On Record – Moses Pergament Volume One: A Musical Miscellany (Toccata Classics)
レコード評:モーゼス・ペルガメント作品集 第1巻(トッカータ・クラシックス)
【演奏者】
マーティン・マルムグレン(ピアノ/『Fantasia differente』を除く全曲)、トマス・ヌニェス(チェロ/『Meditations』『Melodia romantica』『Fantasia differente』)、アゴラ・ミュージック・コレクティブ(セバスティアン・シレン、レア・トゥーリ(ヴァイオリン)、マティアス・ホルトリング(チェロ)/『Chanson triste』)、ヘルシンキ・メトロポリタン管弦楽団/サーシャ・マキラ(ピアノ協奏曲)、ヘルシンキ室内管弦楽団/アク・ソレンセン(『Fantasia differente』)
【収録作品】
モーゼス・ペルガメント:ピアノ協奏曲(1951-2)、悲しみ Op.5(1908-09)、叙情的舞曲(1912-14)、『ソロモン王』より「スラミスの踊り」、『悲しみのシャンソン』(共に1915)、『エステルの祝宴』(1936)より「踊り」「アダージョ」、『彼らは命を賭けた』(1939)より「製粉所」「メヌエット」(以上マルムグレン編曲)、「緩やかなワルツ」、「祝祭のファンファーレ」(1961、作曲者編曲)、「ニコールへ」(1974)、「瞑想曲」(1974)、「瞑想曲」(1969)、「ロマンティックな旋律」(1970)、「Fantasia differente」(1969)
【詳細】
トッカータ・クラシックス TOCC0728 [76分28秒]。

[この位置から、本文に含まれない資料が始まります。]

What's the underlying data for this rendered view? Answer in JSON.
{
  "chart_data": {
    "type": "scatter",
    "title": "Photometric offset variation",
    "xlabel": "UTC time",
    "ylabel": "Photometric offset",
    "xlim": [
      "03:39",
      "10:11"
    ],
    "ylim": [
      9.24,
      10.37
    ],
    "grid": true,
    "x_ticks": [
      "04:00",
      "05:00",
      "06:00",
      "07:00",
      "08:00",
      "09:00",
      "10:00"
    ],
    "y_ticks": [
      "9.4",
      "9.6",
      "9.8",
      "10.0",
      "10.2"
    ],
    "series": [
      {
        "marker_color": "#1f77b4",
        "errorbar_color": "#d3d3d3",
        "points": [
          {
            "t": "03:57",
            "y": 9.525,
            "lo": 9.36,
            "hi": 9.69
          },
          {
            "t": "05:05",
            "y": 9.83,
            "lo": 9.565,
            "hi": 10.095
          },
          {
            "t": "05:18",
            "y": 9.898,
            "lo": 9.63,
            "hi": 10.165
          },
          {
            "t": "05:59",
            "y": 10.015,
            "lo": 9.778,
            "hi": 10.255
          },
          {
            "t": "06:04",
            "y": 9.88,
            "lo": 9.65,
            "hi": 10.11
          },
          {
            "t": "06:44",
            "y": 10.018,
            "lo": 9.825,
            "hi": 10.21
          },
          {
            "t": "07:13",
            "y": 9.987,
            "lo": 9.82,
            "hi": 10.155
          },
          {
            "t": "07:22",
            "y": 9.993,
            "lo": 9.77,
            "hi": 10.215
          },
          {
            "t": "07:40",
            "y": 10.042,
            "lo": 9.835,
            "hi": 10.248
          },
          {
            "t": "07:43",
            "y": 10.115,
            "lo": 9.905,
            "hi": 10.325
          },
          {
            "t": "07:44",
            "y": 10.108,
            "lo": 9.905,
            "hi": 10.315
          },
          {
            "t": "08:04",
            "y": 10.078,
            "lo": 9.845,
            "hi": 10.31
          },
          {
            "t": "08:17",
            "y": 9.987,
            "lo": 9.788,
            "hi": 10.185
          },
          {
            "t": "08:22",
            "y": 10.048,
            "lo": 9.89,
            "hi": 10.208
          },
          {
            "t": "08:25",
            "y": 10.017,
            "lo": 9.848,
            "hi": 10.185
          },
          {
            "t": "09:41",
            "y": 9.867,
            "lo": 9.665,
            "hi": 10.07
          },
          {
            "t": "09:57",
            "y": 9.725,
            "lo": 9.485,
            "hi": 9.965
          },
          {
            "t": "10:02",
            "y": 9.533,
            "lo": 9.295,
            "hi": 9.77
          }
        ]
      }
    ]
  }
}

プロデューサー:マーティン・マルムグレン。エンジニア:マッティ・ヘイノネン、ソフィア・リーピ。2021-2024年録音。レビュー:リチャード・ホワイトハウス。
【背景】
トッカータ・クラシックスは、フィンランド生まれのスウェーデンの作曲家・指揮者・批評家であるモーゼス・ペルガメント(1893-1977)の全貌を紹介するシリーズの第1弾をリリースした。彼の音楽は生前、遅れて評価され、没後半世紀の間はほとんど注目されてこなかった。
【音楽について】
ペルガメントの音楽は、リトアニアの血筋、フィンランドでの少年時代、スウェーデンでの成熟期、そしてユダヤの伝統という要素が融合したものである。ピアノ協奏曲は、マエストーソで始まるアレグロ、雄弁なアダージョ、推進力のあるアレグレットという3楽章構成で、ヒンデミット、チェレプニン、ブラッハー、ローゼンベルクらの協奏曲の系譜に連なる重要な作品である。
その他、初期の『悲しみ』や『叙情的舞曲』から、『ソロモン王』の官能的な『スラミスの踊り』、『悲しみのシャンソン』、劇音楽『エステルの祝宴』、映画音楽『彼らは命を賭けた』からの抜粋などが収録されている。また、ガスパル・カサドに触発されたチェロ作品群も含まれる。特に最後の『Fantasia differente』は、苦悩から消えゆくような終焉へと向かう深い印象を残す作品である。
【評価】
演奏家たちの献身的な取り組みにより、アルバム全体として成功している。特にマーティン・マルムグレンは、ピアノ協奏曲の演奏だけでなく、詳細な解説も執筆している。ブックレットにはヘンリック・ローゼングレンによる国民的アイデンティティに関する考察も含まれており、ペルガメントを知るための最適な入門となっている。ペルガメントの代表作とされる合唱交響曲『ユダヤの歌』を含むPhono SueciaやCapriceレーベルの音源も推奨される。なお、歌曲を特集した第2巻も既にリリースされている。